Finalists have been announced for the Hollywood Reporter's 39th Annual Key Art Awards, honoring achievements in movie advertising, including best designs and copy lines in movie posters.
"Key Art" refers to the image on which a film's marketing materials are based a painting, graphic, photo or montage that takes center stage on the film's poster, newspaper ads, and lobby displays. Two of the most striking iconic images from last year were the Starship Enterprise and Michael Jackson.
Marketing executives, creative directors, art directors, designers and other movie and ad industry figures judge choices for best posters, trailers, TV ads, new media and packaging, for theatrical and home entertainment releases. There are separate categories according to genre (i.e., action, comedy, drama, horror) and rating (PG-13 and lower, R and higher).
"Teaser" posters are exactly that they're to tease you about an upcoming movie, often appearing many months before the release date, just to let you know that you will so be there on opening weekend. Some teaser posters and trailers may be released before the movie is even shot, so anxious are marketers to get the word out.
The Russian film "12," inspired by the classic jury drama "12 Angry Men."
Hollywood does mayhem very well, as evidenced by these two apocalyptic posters for "2012."
Many studios' marketing campaigns are actually designed by outside agencies, whose art directors and designers are up for the awards. Santa Monica-based Ignition Creative leads all agencies this year with 59 Kay Art Award nominations, including their designs for "District 9," "The Cove" and "The Men Who Stare at Goats."
This witty design captures the core of the comedy "Cold Souls," in which an actor (Paul Giamatti) rents a soul in order to perform a role more, well, soulfully, only to discover an underground trade in souls.
This poster advertising the animated film "Coraline" merely suggests the journey of the central character without actually revealing anything.
This Australasian poster for "Antichrist" cuts to the chase of one of the most controversial aspects of Lars von Trier's sexual drama.

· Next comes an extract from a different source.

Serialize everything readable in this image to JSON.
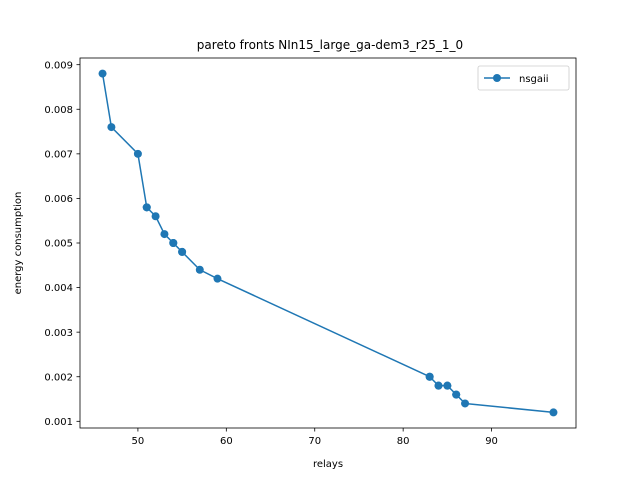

The poster for "Taken" is a fine example of a copy line being used as an integral part of the poster's design.
Two of this year's nominees for Comedy Posters (Rated R and Above) were created by L.A.-based Mojo, "Away We Go" and "Taking Woodstock."
The angles of these striking posters for "Ninja Assassin" and "The International" each deliver a sense of impending dread and terror.
The poster for "(500) Days of Summer" encapsulates a fascination with love interest Zooey Deschanel.
Photography used in posters may highlight the film's stars, or obscure them. In the case of "Duplicity" the graphic design sets up the cat-and-mouse spy caper pitting Julia Roberts against Clive Owen, while the dreamy look of "Nine" suggests Daniel Day-Lewis is not the main focus of the musical celebrating romantic movie fantasies.
The phantasmagorical U.K. one-sheet for Terry Gilliam's "The Imaginarium of Doctor Parnassus" reveals much of the film's wild imagery (and much of actress Lily Cole as well).
Among this year's horror poster nominees are "Grace" (about a baby with an appetite for human blood! ) and "The Uninvited."
The poster for last year's Oscar winner for Best Picture uses critical acclaim with a film image that perfectly captures the horror facing the film's bomb disposal technician.
A wonderfully appropriate image for this documentary on what really goes on in America's factory food production, without going into the grossness that viewers will actually witness.
Tyler Perry's films are well represented among this year's nominees. These designs were by the agency Ignition.
Poster designs for "Precious: Based on the Novel 'Push' by Sapphire" center on the film's themes of abuse and awakening.
Two examples of faces used to sell horror: "The Final Destination" and "Terminator: Salvation."
A haunting image for the sci-fi animated "9."
No fancy illustrations, no cloying copy lines. Just a very basic graphic that tells you everything you need to know about this comedy (and, when you think of it, about most movie comedies).
We're not talking Anton Chekhov here so a certain amount of grossness for this Canadian comedy is allowable, and probably well-suited.
And the Winners Are . . .
Winners for the Key Art Awards were announced June 11, 2010.
Best In Show and Theatrical Print - Action/Adventure Posters (Rated PG-13 and Below) went to BLT & Associates, for Paramount Pictures' "Star Trek."